Rebuilding Primer: Starters or Relievers?


I was asked recently whether I'd prefer Zach Britton at $6 or Jacob McGee at $11 for next year. I answered Britton, though at this point neither pitcher excites me.
 
I did tell the questioner that one significant minus for McGee is that there is no way of knowing whether or not McGee will be closing for the Rays next year. Kyle Farnsworth is still in Tampa and has a pretty affordable $5.25M club option for 2012. This doesn't mean that the Rays won't trade Farnsworth between now and next April, but I'd assume that Farnsworth is the guy until I see otherwise.

This is the big problem with speculating on relievers in August for spots on your roster next year. All sorts of things can happen between now and your freeze date.

Does anyone remember the Mariners closer carousel in 2009? Roy Corcoran, Miguel Batista, Tyler Walker and Mark Lowe were all in open competition to be the M's closer, but the eventual winner of the job was David Aardsma, who no one took all that seriously until he actually won the job in mid-April.

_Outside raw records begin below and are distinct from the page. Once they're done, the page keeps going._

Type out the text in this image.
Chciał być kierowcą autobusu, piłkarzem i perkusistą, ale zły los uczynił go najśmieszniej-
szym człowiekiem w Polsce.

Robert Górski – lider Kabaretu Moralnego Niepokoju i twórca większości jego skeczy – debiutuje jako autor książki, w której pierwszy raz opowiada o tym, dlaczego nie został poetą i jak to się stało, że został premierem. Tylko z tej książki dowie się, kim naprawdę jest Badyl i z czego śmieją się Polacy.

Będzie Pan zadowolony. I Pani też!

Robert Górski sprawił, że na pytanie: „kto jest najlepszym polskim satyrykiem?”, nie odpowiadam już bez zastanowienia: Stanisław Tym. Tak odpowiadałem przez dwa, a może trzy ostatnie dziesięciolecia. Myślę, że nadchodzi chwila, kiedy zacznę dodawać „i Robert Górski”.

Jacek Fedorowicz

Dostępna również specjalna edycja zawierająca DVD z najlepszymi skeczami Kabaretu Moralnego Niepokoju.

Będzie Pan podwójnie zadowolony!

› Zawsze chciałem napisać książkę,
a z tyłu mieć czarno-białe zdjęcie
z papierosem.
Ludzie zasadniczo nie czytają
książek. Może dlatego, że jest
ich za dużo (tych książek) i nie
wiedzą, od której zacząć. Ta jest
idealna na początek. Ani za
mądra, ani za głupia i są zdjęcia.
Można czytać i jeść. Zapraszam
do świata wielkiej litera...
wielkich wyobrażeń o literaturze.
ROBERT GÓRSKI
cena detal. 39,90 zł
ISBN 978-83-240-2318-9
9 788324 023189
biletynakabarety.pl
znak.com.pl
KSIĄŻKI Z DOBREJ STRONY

Aardsma provides a good example of why we shouldn't dump for potential closers. He went for $2 in my home league and provided great value for two years running. You're obviously not going to have every $2 reliever turn into David Aardsma, but you can find guys like this cheap at auction - or even in your free agent pool. That same year, Andrew Bailey went un-auctioned and was picked up as a free agent.

Some of this is true of starting pitchers as well. However, teams are less likely to pluck an obscure pitcher out of thin air and stick him into a Major League rotation. The guys you're dumping for mid-season are more likely to stay in the rotation...or at least have a shot at making the rotation in Spring Training. Bruce Chen might make the Royals, but he's a placeholder at the back of the staff, not a guy who is going to take jobs away from better prospects if or when they're ready.

In general, don't build your team around possible closers. If they don't get the job, they are almost definitely not going to be worth keeping the following year.